As it turns out, I’m an artist. An artist that has, luckily, convinced others that he can do art. Thus, I produce covers, interior illustrations, and whatever else folks need. I’ve mentioned it before, and I’m not done beating it into the ground just yet, but it can be an up and down game. One that’s filled with happiness, regret, satisfaction, depression, and quite a lot of other feelings.
Having done this since the late 90’s (published, at least), I can see the trends of my career so far. They are, to say the least, very loopy.
|Originally published by Apex Book Company, November 2012|
Like any creator spending time doing his shtick, I market myself and my abilities. I Facebook this, and Twitter that, and so on. There are plenty of times when I try to show off my new art, or that a piece is available for sale, or that I have a new publisher.
There are even times when I decide to be extra special SUPER DUPER! nice to my various social networking followers, and give them something for free. Let’s say, if I get one thousand Twitter followers by next month, I’ll give away an ink for free to one of them (note, I’m not, it’s hypothetical). I tweet about that, in as happy a voice as I can in one hundred and forty characters. I even post a link to the piece I’m giving away, to show it’s all for real.
Then I sit back, and wait for a number of them to start following my networks, and happy days it is. Except, the last time I did it, I added a whopping -10 to my followers list.
No, that’s not a typo (I’m saving that for a later paragraph). Ten people saw that I was offering to give them something for free, and it was so egregiously offensive that they immediately jumped ship. It’s not the first time it has happened either, it happens almost every time.
Here is where the confusion starts. No, not the drug-filled hippie confusion (Colorado joke, there), but a genuine confusion of trying to understand the world. I mean, here I am, trying to do something nice, and bad things happen because of it. I try to give something away, and people run off.
Do I not understand what it means to be “nice”? Should I search them out, and give them each a loud, “what the hell” kind of speech? Maybe I should proclaim that I stole a bunch of puppies and ate them for lunch, that this whole marketing thing is a game of opposites.
I truly fail to understand why a free gift is enough to send people running. Sure, being who I am I could question the particular piece I was trying to give away (at right). Maybe folks don’t like the Phantom of The Opera, or Lon Chaney, Sr. (fat chance). It could be they simply don’t like my art, or this particular piece. It might even have nothing at all to do with that piece, they may simply have tired of my constant whining about art, life, and sub-par pornography.
There’s no way, short of those folks contacting me directly, that I’ll ever know what the problem was. I can’t really say they don’t matter either, as that wouldn’t be true. It’s important from a marketing side to get a feeling for things, and how they are or are not working.
At the end of the day though (or at the end of a babbling article), I have to continue forth anyway. There was obviously something they didn’t like about the way I did things, and it is always important to examine how I am working the social networking and marketing to improve on my career’s chances to do more art. But that shouldn’t stop me from moving on with things.
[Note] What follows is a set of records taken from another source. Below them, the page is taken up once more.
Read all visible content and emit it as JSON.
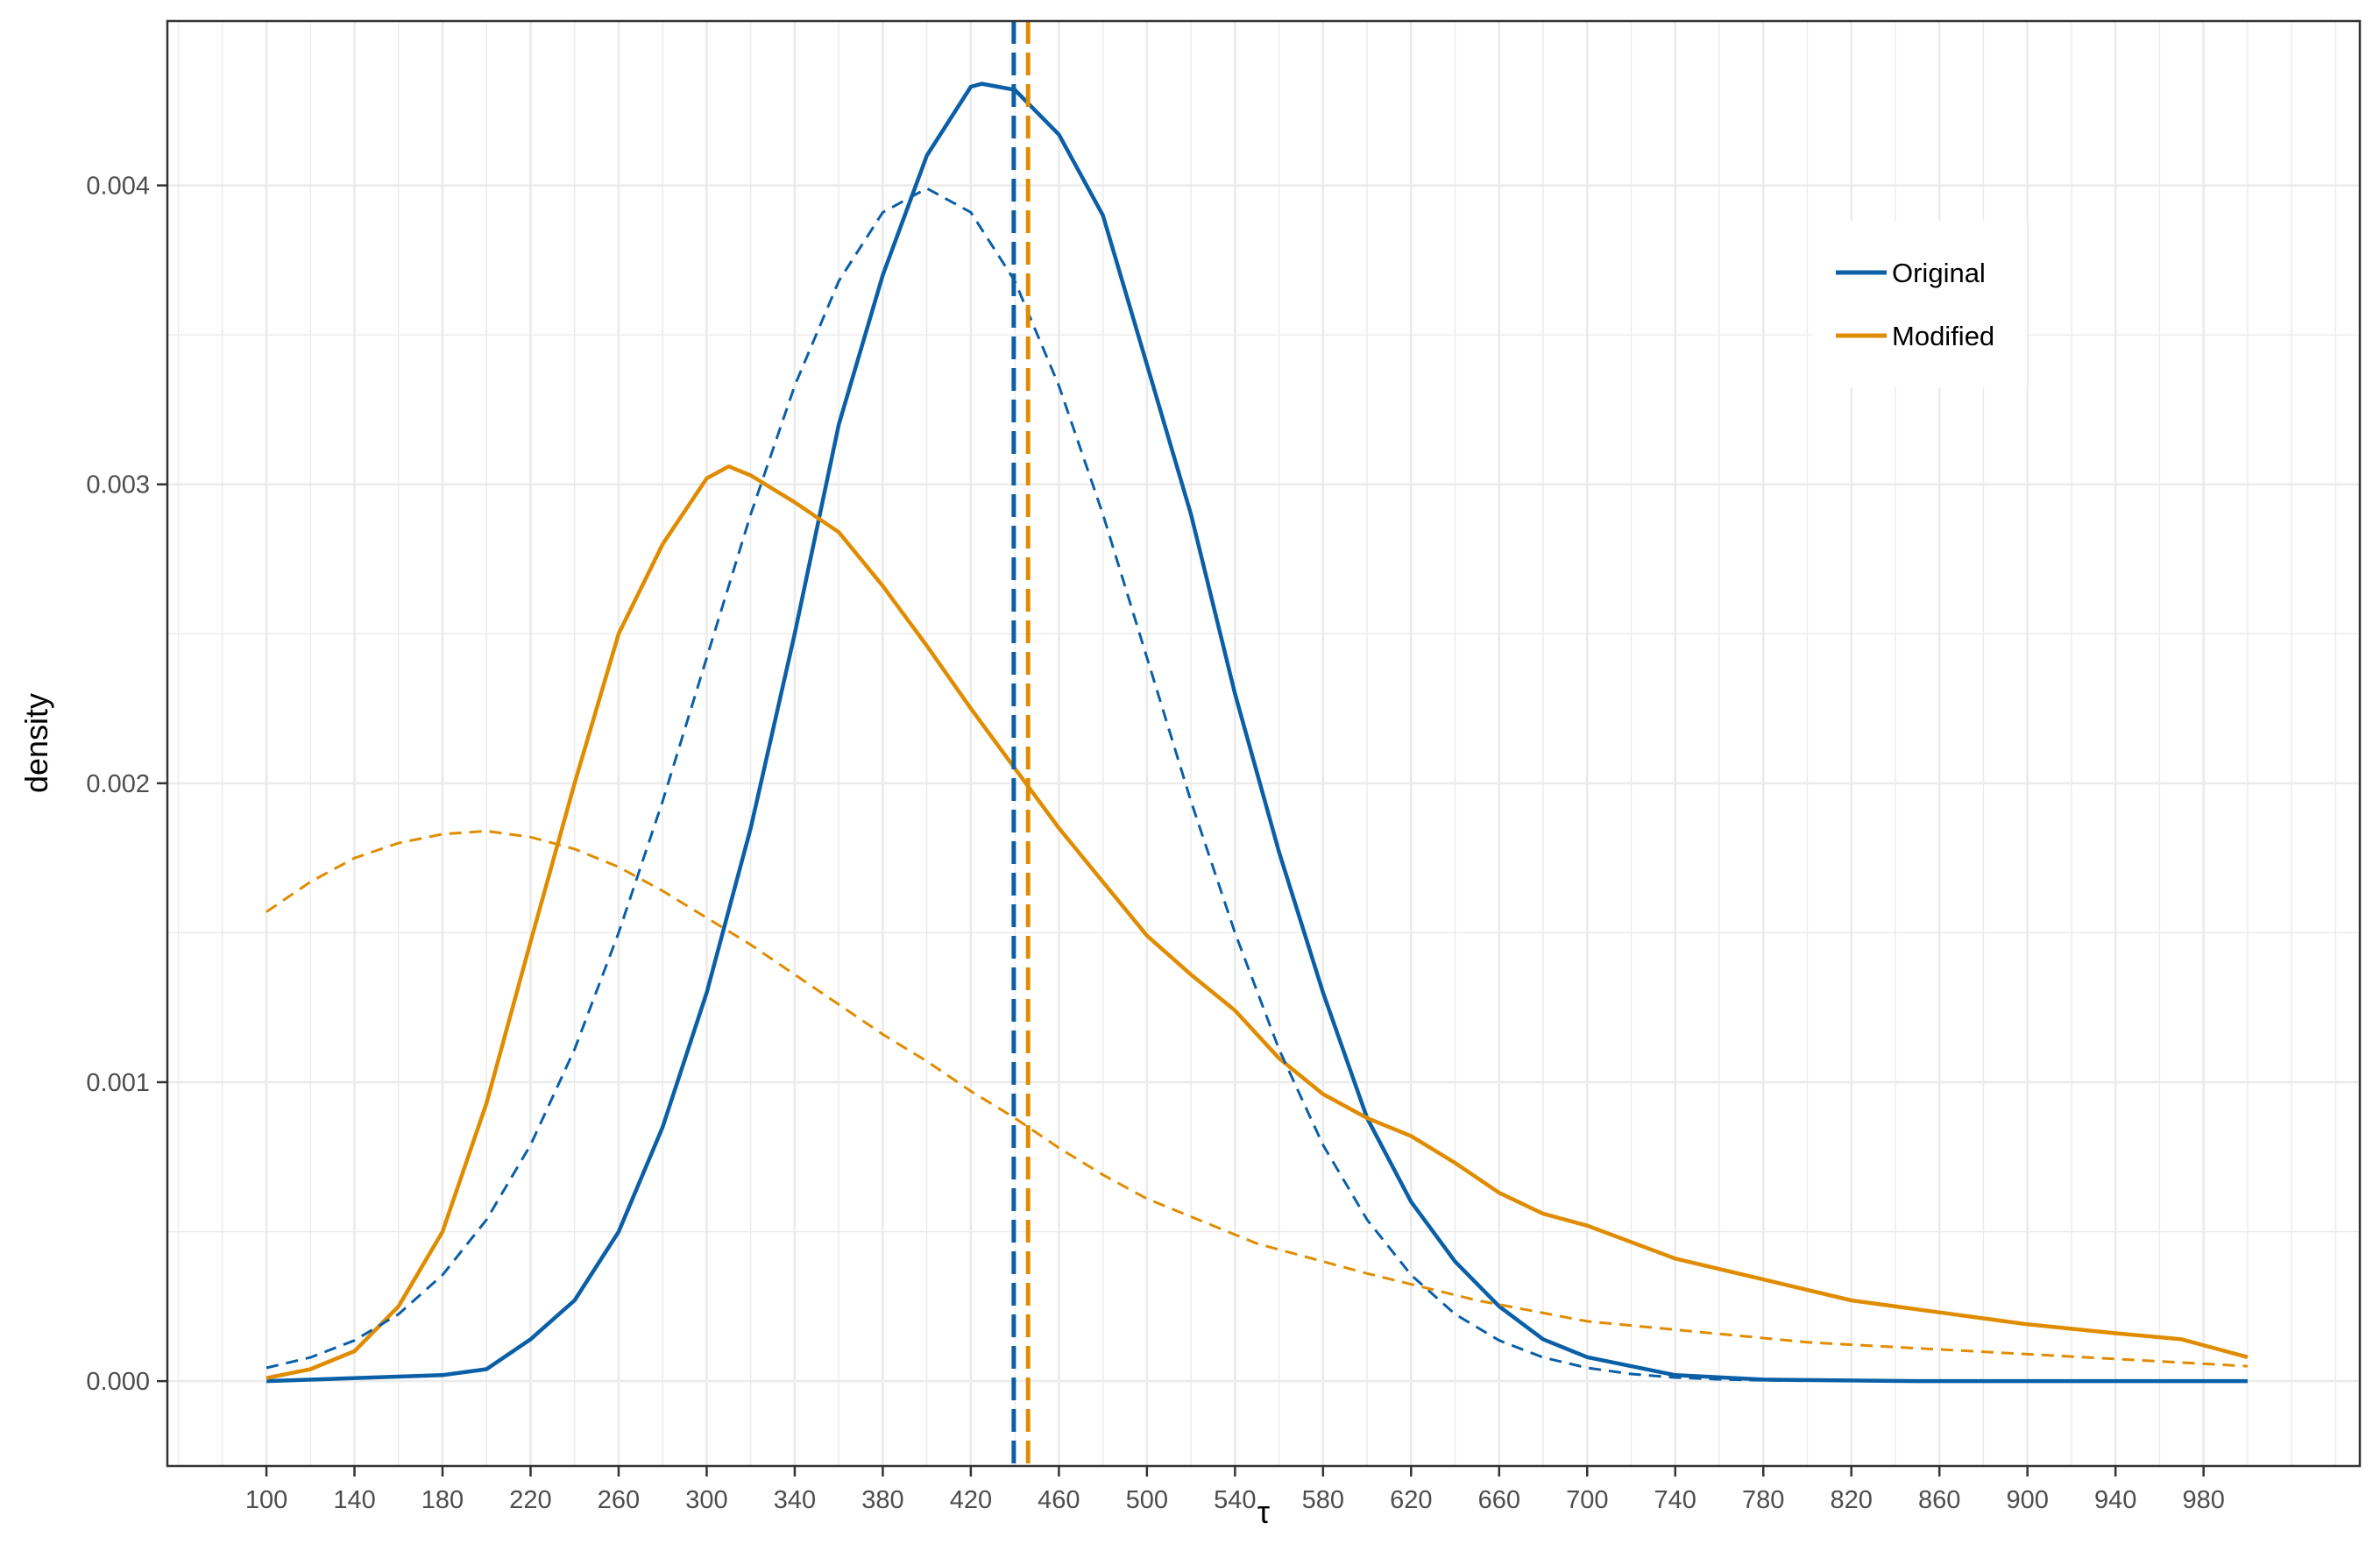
{
  "chart_data": {
    "type": "line",
    "title": "",
    "xlabel": "τ",
    "ylabel": "density",
    "xlim": [
      55,
      1051
    ],
    "ylim": [
      -0.000284,
      0.00455
    ],
    "grid": true,
    "legend_position": "top-right",
    "x_ticks": [
      100,
      140,
      180,
      220,
      260,
      300,
      340,
      380,
      420,
      460,
      500,
      540,
      580,
      620,
      660,
      700,
      740,
      780,
      820,
      860,
      900,
      940,
      980
    ],
    "y_ticks": [
      "0.000",
      "0.001",
      "0.002",
      "0.003",
      "0.004"
    ],
    "y_tick_values": [
      0,
      0.001,
      0.002,
      0.003,
      0.004
    ],
    "colors": {
      "Original": "#0a5fa6",
      "Modified": "#e08c00"
    },
    "legend": [
      "Original",
      "Modified"
    ],
    "series": [
      {
        "name": "Original",
        "style": "solid",
        "x": [
          100,
          180,
          200,
          220,
          240,
          260,
          280,
          300,
          320,
          340,
          360,
          380,
          400,
          420,
          425,
          440,
          460,
          480,
          500,
          520,
          540,
          560,
          580,
          600,
          620,
          640,
          660,
          680,
          700,
          720,
          740,
          780,
          850,
          1000
        ],
        "y": [
          0,
          2e-05,
          4e-05,
          0.00014,
          0.00027,
          0.0005,
          0.00085,
          0.0013,
          0.00185,
          0.0025,
          0.0032,
          0.0037,
          0.0041,
          0.00433,
          0.00434,
          0.00432,
          0.00417,
          0.0039,
          0.0034,
          0.0029,
          0.0023,
          0.00177,
          0.0013,
          0.00088,
          0.0006,
          0.0004,
          0.00025,
          0.00014,
          8e-05,
          5e-05,
          2e-05,
          5e-06,
          0,
          0
        ]
      },
      {
        "name": "Modified",
        "style": "solid",
        "x": [
          100,
          120,
          140,
          160,
          180,
          200,
          220,
          240,
          260,
          280,
          300,
          310,
          320,
          340,
          360,
          380,
          400,
          420,
          440,
          460,
          480,
          500,
          520,
          540,
          560,
          580,
          600,
          620,
          640,
          660,
          680,
          700,
          740,
          780,
          820,
          860,
          900,
          940,
          970,
          990,
          1000
        ],
        "y": [
          1e-05,
          4e-05,
          0.0001,
          0.00025,
          0.0005,
          0.00093,
          0.00147,
          0.002,
          0.0025,
          0.0028,
          0.00302,
          0.00306,
          0.00303,
          0.00294,
          0.00284,
          0.00266,
          0.00246,
          0.00225,
          0.00205,
          0.00185,
          0.00167,
          0.00149,
          0.00136,
          0.00124,
          0.00108,
          0.00096,
          0.00088,
          0.00082,
          0.00073,
          0.00063,
          0.00056,
          0.00052,
          0.00041,
          0.00034,
          0.00027,
          0.00023,
          0.00019,
          0.00016,
          0.00014,
          0.0001,
          8e-05
        ]
      },
      {
        "name": "Original fit",
        "style": "dashed",
        "x": [
          100,
          120,
          140,
          160,
          180,
          200,
          220,
          240,
          260,
          280,
          300,
          320,
          340,
          360,
          380,
          400,
          420,
          440,
          460,
          480,
          500,
          520,
          540,
          560,
          580,
          600,
          620,
          640,
          660,
          680,
          700,
          720,
          740,
          760,
          780,
          800
        ],
        "y": [
          4.43e-05,
          7.92e-05,
          0.000136,
          0.000224,
          0.000355,
          0.00054,
          0.00079,
          0.00111,
          0.0015,
          0.00194,
          0.00242,
          0.0029,
          0.00333,
          0.00368,
          0.00391,
          0.00399,
          0.00391,
          0.00368,
          0.00333,
          0.0029,
          0.00242,
          0.00194,
          0.0015,
          0.00111,
          0.00079,
          0.00054,
          0.000355,
          0.000224,
          0.000136,
          7.92e-05,
          4.43e-05,
          2.38e-05,
          1.21e-05,
          5.8e-06,
          2.7e-06,
          1.2e-06
        ]
      },
      {
        "name": "Modified fit",
        "style": "dashed",
        "x": [
          100,
          120,
          140,
          160,
          180,
          200,
          220,
          240,
          260,
          280,
          300,
          320,
          340,
          360,
          380,
          400,
          420,
          440,
          460,
          480,
          500,
          550,
          600,
          650,
          700,
          800,
          900,
          1000
        ],
        "y": [
          0.00157,
          0.00167,
          0.00175,
          0.0018,
          0.00183,
          0.00184,
          0.00182,
          0.00178,
          0.00172,
          0.00164,
          0.00155,
          0.00146,
          0.00136,
          0.00126,
          0.00116,
          0.00107,
          0.00097,
          0.00088,
          0.00078,
          0.00069,
          0.00061,
          0.00046,
          0.00036,
          0.00027,
          0.0002,
          0.00013,
          9e-05,
          5e-05
        ]
      }
    ],
    "vlines": [
      {
        "name": "Original mean",
        "x": 439.5
      },
      {
        "name": "Modified mean",
        "x": 446
      }
    ]
  }
}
It’s not much different than the creation of art itself. I’ll spend time with my techniques, trying new things all the time. If something doesn’t work, I can acknowledge it and move on.
With people though, there’s that expectation, or at least hope, that they will always follow me once they are there. That they believe that I am profound in what I say, or great in how I present myself, or wonderful in my creations. I know I love to hear the praise that I (occasionally) get, it makes my day and makes me want to continue creating.
So, at least a little bit, I take it personally when a group of folks jump ship. I must not be providing what they want, or what they need, and they have moved on to fill those needs elsewhere. Despite my best efforts, it didn’t work out between us.
The trick is to realize that it’s okay, and I can move on with my life and creations. Not everyone will get what I’m trying to say, and that’s fine. If we were all alike, this would be a boring world anyway. I just have to keep moving forward, one step at a time, and show my best side to the world (it’s the right side).
If you ever decide to give up on your creations (something I think about every day), at least you do that on your terms, and not because folks won’t stick around. The fact is, there really are a lot of other people that are listening to what you have to say. Even when they are silent, you can see their numbers online, and occasionally they may even tell you how much they love what you do. They make your day, and you can go on happily creating. Who knows, if you keep at you might just win back those deserters again.
If not, you can always paint them into your next painting, being eaten by rotten zombie monkeys from Planet Dead Monkeys. Then you can try to give away the painting for free, and the circle of life begins again.